However, this has been a longstanding trend, with 50 per cent of people in 2017 waiting until they were 23 to leave home, compared to over 50 per cent of 21-year-olds having already moved out two decades prior.
Steve Smallwood, demography topic lead at the ONS, said: “We can see that there has been a significant increase in grown-up children living with their parents, with over half of those aged 19 to 23 doing so.”
The ONS also found that those living together as a couple, but not in a marriage or civil partnernship, has increased from 20.6 per cent in 2011 to 24.3 per cent in 2021.
A recent report from the Marriage Foundation found that the welfare policies of the so-called Conservative government have created a perverse incentive structure in which it can be financially beneficial for parents at the lower end of the economic spectrum to remain unmarried after having children, as single people are prioritised for government handouts.
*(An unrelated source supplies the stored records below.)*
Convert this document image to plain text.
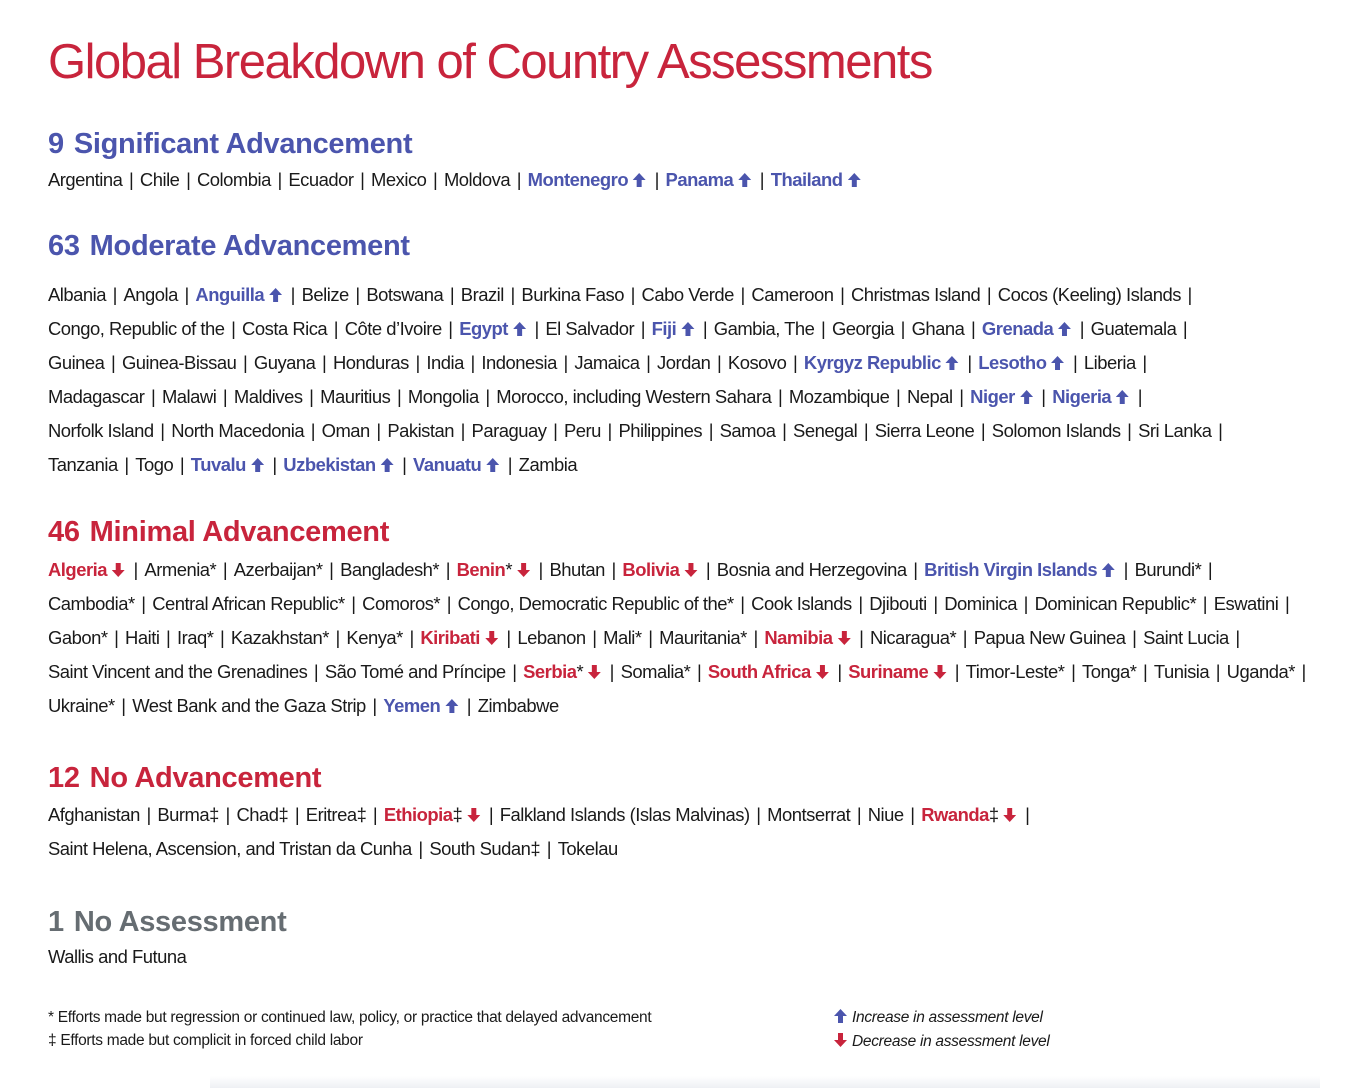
Global Breakdown of Country Assessments
9 Significant Advancement
Argentina | Chile | Colombia | Ecuador | Mexico | Moldova | Montenegro | Panama | Thailand
63 Moderate Advancement
Albania | Angola | Anguilla | Belize | Botswana | Brazil | Burkina Faso | Cabo Verde | Cameroon | Christmas Island | Cocos (Keeling) Islands |
Congo, Republic of the | Costa Rica | Côte d’Ivoire | Egypt | El Salvador | Fiji | Gambia, The | Georgia | Ghana | Grenada | Guatemala |
Guinea | Guinea-Bissau | Guyana | Honduras | India | Indonesia | Jamaica | Jordan | Kosovo | Kyrgyz Republic | Lesotho | Liberia |
Madagascar | Malawi | Maldives | Mauritius | Mongolia | Morocco, including Western Sahara | Mozambique | Nepal | Niger | Nigeria |
Norfolk Island | North Macedonia | Oman | Pakistan | Paraguay | Peru | Philippines | Samoa | Senegal | Sierra Leone | Solomon Islands | Sri Lanka |
Tanzania | Togo | Tuvalu | Uzbekistan | Vanuatu | Zambia
46 Minimal Advancement
Algeria | Armenia* | Azerbaijan* | Bangladesh* | Benin* | Bhutan | Bolivia | Bosnia and Herzegovina | British Virgin Islands | Burundi* |
Cambodia* | Central African Republic* | Comoros* | Congo, Democratic Republic of the* | Cook Islands | Djibouti | Dominica | Dominican Republic* | Eswatini |
Gabon* | Haiti | Iraq* | Kazakhstan* | Kenya* | Kiribati | Lebanon | Mali* | Mauritania* | Namibia | Nicaragua* | Papua New Guinea | Saint Lucia |
Saint Vincent and the Grenadines | São Tomé and Príncipe | Serbia* | Somalia* | South Africa | Suriname | Timor-Leste* | Tonga* | Tunisia | Uganda* |
Ukraine* | West Bank and the Gaza Strip | Yemen | Zimbabwe
12 No Advancement
Afghanistan | Burma‡ | Chad‡ | Eritrea‡ | Ethiopia‡ | Falkland Islands (Islas Malvinas) | Montserrat | Niue | Rwanda‡ |
Saint Helena, Ascension, and Tristan da Cunha | South Sudan‡ | Tokelau
1 No Assessment
Wallis and Futuna
* Efforts made but regression or continued law, policy, or practice that delayed advancement
‡ Efforts made but complicit in forced child labor
Increase in assessment level
Decrease in assessment level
The foundation reported that while seven in ten new parents from ‘highly-paid’ families, who are not reliant on welfare to make ends meet, were married in 2021, just one-third of couples with ‘lower incomes’ are, perpetuating the cycle of poverty given the disadvantages for children growing up in single-parent households.
The anti-family policies of the government also extend to tax, with one-income households being taxed at a higher rate than those in which both parents are required to work — making it is more difficult for mothers to stay at home to raise their children in traditional single-breadwinner families.
The combination of such factors has resulted in the majority of babies (51.3 per cent) being born to unmarried women for the first time since records began in 1845, with over 320,000 born out of wedlock in England and Wales in 2021.
The age at which women are having children is also hitting record highs, with a majority of women remaining childless at the age of 30 for the first time.